Web Data Interchange Formats

CSC 342 - Web Technologies

Web Data Exchange

  • Data exchange is the process of transforming structured data from one format to another to facilitate data sharing between programs

  • A data exchange language is a language that is capable of expressing general purpose data

  • We will look at two data exchange languages that are commonly used to exchange data on the web:

    • Extensible Markup Language (XML)

    • JavaScript Object Notation (JSON)

Extensible Markup Language (XML)

  • XML is a markup language that uses a textual data format to represent arbitrary data structures

  • Schema systems exist for XML that enable XML based languages to be defined and validated

  • The file extension for XML files is .xml

  • The MIME type for XML text is application/xml

XML vs HTML

  • XML was designed as a data exchange format

  • HMTL was designed to display data to the user

  • XML tags are not predefined

  • XML was designed to be extensible

Basic XML Syntax Rules

  • An XML document begins with an optional declaration, for example:

    <?xml version="1.0" encoding="UTF-8"?>
  • XML documents must have a root element that is the parent of all other elements

  • XML elements must have a closing tag

  • XML tags are case sensitive

  • XML elements must be properly nested

  • XML attributes must be quoted

XML Elements

  • An XML element is a logical document component with the following basic syntax:

    <element attribute="value">content</element>
  • Tags begin with < and end with >

    • start-tag: <element>

    • end-tag: </element>

    • empty-element-tag: <element />

  • Attribute values must be in quoted (single or double quotes)

XML Element Naming Rules

  • Element names are case sensitive

  • Element names must start with a letter or an underscore

  • Element names cannot start with the letters xml (in any combination of upper and lower case)

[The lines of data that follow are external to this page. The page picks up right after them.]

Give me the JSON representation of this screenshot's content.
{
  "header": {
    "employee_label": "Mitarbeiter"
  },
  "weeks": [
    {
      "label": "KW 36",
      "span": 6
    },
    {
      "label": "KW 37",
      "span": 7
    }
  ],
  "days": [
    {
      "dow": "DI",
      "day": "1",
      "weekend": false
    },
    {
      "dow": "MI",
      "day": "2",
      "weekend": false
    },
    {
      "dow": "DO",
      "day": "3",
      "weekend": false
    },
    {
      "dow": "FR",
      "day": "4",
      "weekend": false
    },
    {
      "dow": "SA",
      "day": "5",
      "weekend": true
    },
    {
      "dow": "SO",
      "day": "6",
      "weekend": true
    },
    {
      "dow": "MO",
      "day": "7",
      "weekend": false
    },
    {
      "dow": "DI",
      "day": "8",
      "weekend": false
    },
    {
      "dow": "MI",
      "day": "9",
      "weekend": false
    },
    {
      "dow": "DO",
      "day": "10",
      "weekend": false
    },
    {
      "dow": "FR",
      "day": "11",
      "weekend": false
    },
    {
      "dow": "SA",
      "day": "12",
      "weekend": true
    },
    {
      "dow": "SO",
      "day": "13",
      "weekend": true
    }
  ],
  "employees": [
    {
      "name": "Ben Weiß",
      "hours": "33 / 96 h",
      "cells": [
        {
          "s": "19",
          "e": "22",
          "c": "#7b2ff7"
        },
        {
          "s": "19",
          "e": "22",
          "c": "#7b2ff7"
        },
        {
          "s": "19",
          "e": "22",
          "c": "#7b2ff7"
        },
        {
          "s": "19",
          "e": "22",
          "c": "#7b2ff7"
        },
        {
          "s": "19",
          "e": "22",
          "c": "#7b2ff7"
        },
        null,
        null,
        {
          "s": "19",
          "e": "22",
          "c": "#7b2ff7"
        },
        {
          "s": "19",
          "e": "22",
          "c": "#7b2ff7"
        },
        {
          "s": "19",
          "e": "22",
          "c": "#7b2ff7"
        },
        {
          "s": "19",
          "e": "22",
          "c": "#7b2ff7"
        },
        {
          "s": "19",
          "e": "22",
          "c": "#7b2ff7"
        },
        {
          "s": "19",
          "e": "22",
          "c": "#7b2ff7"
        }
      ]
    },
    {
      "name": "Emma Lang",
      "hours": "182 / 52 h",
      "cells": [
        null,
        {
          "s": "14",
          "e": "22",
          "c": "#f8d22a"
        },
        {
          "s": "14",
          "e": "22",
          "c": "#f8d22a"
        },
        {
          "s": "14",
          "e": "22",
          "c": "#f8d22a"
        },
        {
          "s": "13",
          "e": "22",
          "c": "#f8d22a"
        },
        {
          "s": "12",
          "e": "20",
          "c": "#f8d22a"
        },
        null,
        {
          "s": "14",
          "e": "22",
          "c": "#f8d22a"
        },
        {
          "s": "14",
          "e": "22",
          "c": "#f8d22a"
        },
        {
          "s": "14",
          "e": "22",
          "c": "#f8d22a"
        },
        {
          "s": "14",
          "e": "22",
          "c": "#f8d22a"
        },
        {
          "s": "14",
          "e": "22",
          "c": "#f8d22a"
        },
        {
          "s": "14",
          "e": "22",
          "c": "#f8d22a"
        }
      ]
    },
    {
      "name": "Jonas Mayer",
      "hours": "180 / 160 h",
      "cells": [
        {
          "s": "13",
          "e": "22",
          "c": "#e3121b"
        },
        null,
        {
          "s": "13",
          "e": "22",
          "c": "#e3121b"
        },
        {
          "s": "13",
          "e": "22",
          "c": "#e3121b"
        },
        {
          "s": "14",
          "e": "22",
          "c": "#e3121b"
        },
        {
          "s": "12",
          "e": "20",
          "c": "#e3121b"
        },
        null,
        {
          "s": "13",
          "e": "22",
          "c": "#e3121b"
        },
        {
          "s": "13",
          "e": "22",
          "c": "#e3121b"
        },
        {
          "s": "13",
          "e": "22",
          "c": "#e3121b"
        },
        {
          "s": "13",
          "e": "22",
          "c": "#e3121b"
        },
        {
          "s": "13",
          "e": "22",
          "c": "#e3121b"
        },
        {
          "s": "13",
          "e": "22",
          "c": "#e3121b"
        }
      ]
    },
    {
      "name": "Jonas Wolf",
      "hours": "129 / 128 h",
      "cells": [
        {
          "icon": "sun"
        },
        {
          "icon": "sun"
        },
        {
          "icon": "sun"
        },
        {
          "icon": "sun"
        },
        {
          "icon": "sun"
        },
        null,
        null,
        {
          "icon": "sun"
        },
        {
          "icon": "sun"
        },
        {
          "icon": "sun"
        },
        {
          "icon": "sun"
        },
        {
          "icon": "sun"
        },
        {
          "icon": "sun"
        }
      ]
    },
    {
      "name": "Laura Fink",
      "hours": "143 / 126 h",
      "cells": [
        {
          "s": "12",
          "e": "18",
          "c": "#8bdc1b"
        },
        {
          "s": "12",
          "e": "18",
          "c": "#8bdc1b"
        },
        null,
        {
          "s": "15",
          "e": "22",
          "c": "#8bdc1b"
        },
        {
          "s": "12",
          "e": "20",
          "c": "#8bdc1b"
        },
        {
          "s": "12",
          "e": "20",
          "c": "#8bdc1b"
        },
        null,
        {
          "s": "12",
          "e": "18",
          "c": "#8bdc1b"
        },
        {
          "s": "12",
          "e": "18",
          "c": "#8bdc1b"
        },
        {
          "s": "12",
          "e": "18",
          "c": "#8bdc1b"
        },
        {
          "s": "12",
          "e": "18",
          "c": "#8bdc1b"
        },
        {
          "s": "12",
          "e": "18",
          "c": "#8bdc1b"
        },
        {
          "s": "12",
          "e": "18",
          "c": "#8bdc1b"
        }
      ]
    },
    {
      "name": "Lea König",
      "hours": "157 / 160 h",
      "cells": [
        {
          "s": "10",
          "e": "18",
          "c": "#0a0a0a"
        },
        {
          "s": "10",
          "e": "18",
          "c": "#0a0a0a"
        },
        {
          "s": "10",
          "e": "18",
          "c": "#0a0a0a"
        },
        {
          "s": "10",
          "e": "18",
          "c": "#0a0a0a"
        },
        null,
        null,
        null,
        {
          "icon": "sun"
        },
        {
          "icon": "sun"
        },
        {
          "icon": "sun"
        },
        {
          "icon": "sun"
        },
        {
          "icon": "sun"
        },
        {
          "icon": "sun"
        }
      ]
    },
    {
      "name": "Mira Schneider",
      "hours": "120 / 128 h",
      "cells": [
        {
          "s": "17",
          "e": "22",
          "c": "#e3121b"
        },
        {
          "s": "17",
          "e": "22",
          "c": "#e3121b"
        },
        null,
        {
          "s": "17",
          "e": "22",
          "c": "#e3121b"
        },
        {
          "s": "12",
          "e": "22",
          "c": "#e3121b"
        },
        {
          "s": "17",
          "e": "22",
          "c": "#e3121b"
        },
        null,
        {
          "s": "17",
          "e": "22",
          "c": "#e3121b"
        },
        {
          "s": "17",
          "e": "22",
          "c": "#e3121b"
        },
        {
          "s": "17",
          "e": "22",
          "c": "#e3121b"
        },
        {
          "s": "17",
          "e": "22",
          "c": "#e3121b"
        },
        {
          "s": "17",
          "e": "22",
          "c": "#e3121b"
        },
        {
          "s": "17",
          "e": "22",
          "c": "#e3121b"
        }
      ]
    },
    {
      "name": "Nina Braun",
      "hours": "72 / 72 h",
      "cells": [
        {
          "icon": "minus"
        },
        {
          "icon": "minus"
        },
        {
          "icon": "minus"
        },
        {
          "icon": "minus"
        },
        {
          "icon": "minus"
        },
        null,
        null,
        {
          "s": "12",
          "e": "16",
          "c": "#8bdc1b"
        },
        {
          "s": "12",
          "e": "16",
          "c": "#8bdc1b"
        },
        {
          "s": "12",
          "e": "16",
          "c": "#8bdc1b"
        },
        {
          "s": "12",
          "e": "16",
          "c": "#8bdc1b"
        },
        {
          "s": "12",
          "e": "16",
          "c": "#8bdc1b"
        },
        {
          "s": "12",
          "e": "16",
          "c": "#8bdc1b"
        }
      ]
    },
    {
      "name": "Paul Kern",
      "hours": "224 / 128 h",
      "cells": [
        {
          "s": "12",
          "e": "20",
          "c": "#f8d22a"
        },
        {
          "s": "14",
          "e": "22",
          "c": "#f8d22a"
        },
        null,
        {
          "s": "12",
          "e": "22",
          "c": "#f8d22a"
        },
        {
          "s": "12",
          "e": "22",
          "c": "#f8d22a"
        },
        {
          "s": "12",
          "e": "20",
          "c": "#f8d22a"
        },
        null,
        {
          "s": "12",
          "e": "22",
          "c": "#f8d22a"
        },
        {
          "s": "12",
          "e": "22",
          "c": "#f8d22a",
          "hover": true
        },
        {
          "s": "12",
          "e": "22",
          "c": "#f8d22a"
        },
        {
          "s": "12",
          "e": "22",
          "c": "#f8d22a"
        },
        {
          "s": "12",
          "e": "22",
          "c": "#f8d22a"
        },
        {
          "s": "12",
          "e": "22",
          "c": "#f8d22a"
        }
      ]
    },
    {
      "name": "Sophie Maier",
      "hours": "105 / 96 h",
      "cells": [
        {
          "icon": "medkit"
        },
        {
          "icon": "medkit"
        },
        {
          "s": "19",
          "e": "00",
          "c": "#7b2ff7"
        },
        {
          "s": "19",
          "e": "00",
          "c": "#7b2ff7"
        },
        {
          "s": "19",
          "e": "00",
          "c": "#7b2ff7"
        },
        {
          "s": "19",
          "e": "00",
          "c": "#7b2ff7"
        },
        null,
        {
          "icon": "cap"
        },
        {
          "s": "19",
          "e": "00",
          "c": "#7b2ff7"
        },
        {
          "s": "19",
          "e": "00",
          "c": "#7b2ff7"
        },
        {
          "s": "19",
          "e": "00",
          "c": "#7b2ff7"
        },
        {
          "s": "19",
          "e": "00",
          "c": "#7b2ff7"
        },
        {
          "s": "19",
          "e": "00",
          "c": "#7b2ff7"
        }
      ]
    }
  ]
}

  • Element names can contain letters, digits, hyphens, underscores, and periods

  • Element names cannot contain spaces

XML Entities

  • There are five pre-defined entity references

    • &lt; less than (<)

    • &gt; greater than (>)

    • &amp; ampersand (&)

    • &apos; apostophe (’)

    • &quot; quotation mark (")

XML Comments

  • Comments in XML begin with <!– and end with –>

    <!-- This is a comment -->
  • Two dashes are not allowed in a comment

  • Comments cannot be nested as a consequence of the previous rule

XML Namespaces

  • XML elements are not predefined, so there is a chance that two different XML documents use the same element name

  • XML Namespaces are a way to handle element name conflicts

  • A namespace declaration has the following syntax
    xmlns:prefix="URI"

  • Example:

    <p:ul xmlns:p="https://example.com/p">
      <p:li>Item 1</p:li>
      <p:li>Item 2</p:li>
    </p:list>

Accessing XML with JavaScript

  • The XML DOM defines properties and methods for accessing and editing XML

  • XML text data can be converted into an XML DOM object using the DOMParser object

    var parser = new DOMParser();
    x = parser.parseFromString(t, "text/xml");
    // t is variable containing an XML string

Valid XML Documents

  • A well formed XML document follows the XML syntax rules

  • A valid XML document must be well formed and conform to a document type definition

  • There are two main schema systems that can be used with XML

    • Document Type Definition (DTD)

    • XML Schema

  • The purpose of a schema is to define the structure of an XML document including:

    • The elements and attributes that can appear in a document

    • The number and order of child elements

    • The data types for elements and attributes

    • The default and fixed values for elements and attributes

JavaScript Object Notation (JSON)

  • JSON is designed to be a lightweight data exchange language

  • JSON is data is plain text

  • The file extension for JSON files is .json

  • The MIME type for JSON text is application/json

JSON Syntax

  • JSON syntax is similar to the syntax of defining literal objects in JavaScript:

    • Data is in name/value pairs of the form "name":value

    • Data is separated by commas

    • Curly braces hold objects

    • Square braces hold arrays

JSON Data Types

  • Number: a signed decimal number

  • String: a sequence of zero or more unicode characters delimited by by double quotes

  • Boolean: a value of true or false

  • Array: an ordered list of zero or more values separated by commas and delimited by square brackets

  • Object: an unordered collection of name/value pairs where pairs are separated by commas and delimited by curly braces

  • Null: the empty value indicated by the word null

Accessing JSON with JavaScript

  • JSON.parse(): convert a JSON string into a JavaScript type

  • JSON.stringify(): convert a JavaScript object into JSON text

    • JavaScript Date objects are converted into strings

    • JavaScript functions are removed since they are not valid

XML vs JSON

  • Similarities

    • “self describing” (human readable)

    • hierarchical (nested values)

    • can be parsed by many programming languages

    • can be fetched with XMLHttpRequest

  • Differences

    • JSON does not use end tags

    • XML is more difficult to parse than JSON

    • JSON has an array type

    • JSON cannot be validated by a schema (yet)